Presentation information

[E] Oral

A (Atmospheric and Hydrospheric Sciences ) » A-CG Complex & General

[A-CG34] Climate Variability and Predictability on Subseasonal to Multidecadal Timescales

Wed. May 25, 2022 10:45 AM - 12:15 PM 201A (International Conference Hall, Makuhari Messe)

convener:Yushi Morioka(Japan Agency for Marine-Earth Science and Technology), convener:Hiroyuki Murakami(Geophysical Fluid Dynamics Laboratory/University Corporation for Atmospheric Research), Tomoe Nasuno(Japan Agency for Marine-Earth Science and Technology), convener:Liping Zhang(NOAA GFDL Princeton), Chairperson:Liping Zhang(NOAA GFDL Princeton), Yushi Morioka(Japan Agency for Marine-Earth Science and Technology)


12:00 PM - 12:15 PM

[ACG34-12] Northern midlatitude summer warming pattern tied to Pacific and Atlantic multidecadal variability

★Invited Papers

*Haiyan Teng1 (1.Pacific Northwest National Laboratory)

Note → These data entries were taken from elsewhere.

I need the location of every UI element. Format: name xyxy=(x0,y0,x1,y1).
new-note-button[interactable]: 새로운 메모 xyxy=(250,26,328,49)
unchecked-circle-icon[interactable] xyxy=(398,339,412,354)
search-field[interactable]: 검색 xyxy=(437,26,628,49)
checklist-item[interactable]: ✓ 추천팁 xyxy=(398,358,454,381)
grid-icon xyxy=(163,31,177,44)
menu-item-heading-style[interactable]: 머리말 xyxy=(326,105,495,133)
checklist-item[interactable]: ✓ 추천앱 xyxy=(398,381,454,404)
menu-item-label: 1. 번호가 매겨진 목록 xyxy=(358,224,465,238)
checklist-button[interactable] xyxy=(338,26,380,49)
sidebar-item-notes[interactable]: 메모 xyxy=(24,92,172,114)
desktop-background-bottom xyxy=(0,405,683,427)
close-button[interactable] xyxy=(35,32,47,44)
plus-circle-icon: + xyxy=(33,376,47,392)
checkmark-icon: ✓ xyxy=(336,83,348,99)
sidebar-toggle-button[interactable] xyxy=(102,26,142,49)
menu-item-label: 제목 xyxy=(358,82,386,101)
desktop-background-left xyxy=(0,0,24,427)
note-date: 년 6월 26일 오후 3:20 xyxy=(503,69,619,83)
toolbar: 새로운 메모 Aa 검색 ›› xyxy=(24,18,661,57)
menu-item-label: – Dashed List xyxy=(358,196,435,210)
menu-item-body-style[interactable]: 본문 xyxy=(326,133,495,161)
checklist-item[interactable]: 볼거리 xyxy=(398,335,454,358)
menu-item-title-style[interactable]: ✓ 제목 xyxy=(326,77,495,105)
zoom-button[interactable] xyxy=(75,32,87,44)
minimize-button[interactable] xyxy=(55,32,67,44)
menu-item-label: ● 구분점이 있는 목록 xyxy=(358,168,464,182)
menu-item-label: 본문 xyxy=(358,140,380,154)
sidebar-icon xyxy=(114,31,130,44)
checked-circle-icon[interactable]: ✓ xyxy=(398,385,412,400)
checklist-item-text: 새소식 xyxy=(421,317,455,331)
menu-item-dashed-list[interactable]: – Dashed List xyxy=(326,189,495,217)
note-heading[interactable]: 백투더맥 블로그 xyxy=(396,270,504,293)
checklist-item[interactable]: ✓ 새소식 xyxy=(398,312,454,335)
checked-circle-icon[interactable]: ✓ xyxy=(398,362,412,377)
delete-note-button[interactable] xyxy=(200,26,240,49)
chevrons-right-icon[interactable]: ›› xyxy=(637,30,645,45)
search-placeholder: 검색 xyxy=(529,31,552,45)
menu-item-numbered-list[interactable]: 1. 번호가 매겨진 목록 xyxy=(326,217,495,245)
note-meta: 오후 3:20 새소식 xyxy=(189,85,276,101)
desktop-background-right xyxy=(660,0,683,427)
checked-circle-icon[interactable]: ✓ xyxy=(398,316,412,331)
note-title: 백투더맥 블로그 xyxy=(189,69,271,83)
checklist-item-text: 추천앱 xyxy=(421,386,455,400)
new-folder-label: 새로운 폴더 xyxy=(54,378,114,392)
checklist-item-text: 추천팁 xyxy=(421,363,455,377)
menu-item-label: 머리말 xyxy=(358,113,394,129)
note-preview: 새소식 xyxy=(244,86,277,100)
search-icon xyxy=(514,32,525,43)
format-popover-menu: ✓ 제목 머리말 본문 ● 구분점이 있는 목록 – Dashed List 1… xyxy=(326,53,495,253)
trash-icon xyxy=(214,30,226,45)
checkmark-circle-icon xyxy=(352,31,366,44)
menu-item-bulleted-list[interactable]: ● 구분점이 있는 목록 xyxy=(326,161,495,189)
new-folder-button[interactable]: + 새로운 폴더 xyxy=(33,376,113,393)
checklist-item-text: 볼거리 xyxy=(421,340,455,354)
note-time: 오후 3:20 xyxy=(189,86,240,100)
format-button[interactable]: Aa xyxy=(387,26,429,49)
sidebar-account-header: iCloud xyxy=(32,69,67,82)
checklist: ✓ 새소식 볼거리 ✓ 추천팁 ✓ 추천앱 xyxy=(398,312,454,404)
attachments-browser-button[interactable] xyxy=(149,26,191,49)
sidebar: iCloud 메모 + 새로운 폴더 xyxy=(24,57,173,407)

Keywords:multidecadal variability, Pacific decadal oscillation, atlantic multidecadal variability

Significant surface air temperature warming during summer 1979-2020 is not uniformly distributed in the northern midlatitude over land, but rather confined to several longitudinal sectors including Europe, Central Siberia-Mongolia and both coasts of North America. These hot spots are accompanied by a chain of high-pressure ridges from an anomalous, circumglobal, Rossby wave train in the upper troposphere. From reanalysis data and several Coupled Model Intercomparison Project Phase 6 (CMIP6) baseline experiments, we find that the circulation trend pattern is associated with fluctuations of the Atlantic Multidecadal Variability (AMV) and the Interdecadal Pacific Oscillation (IPO). The phase shift of AMV in the 1990s is particularly noteworthy for accelerating warming averaged over the northern midlatitude land.
The amplitude of the observed trend in both surface air temperature and the upper-level geopotential height generally falls beyond the range of multidecadal trends simulated by the CMIP6 preindustrial control runs, supporting the likelihood that anthropogenic forcing played a critical role in the observed trend. On the other hand, the fidelity of the simulated low-frequency modes of variability and their teleconnections, especially on multidecadal timescales, is difficult to assess because of the relatively short observational records. Our mechanistic modeling results indicate that synoptic eddy-mean flow interaction is a key to the formation of the anomalous wavetrain but how the multidecadal modes can modulate the synoptic eddies through atmosphere-ocean and atmosphere-land interactions remains poorly understood. This gap in our knowledge makes it challenging to quantify the roles of the low-frequency modes and external forcings in causing the observed multidecadal trends.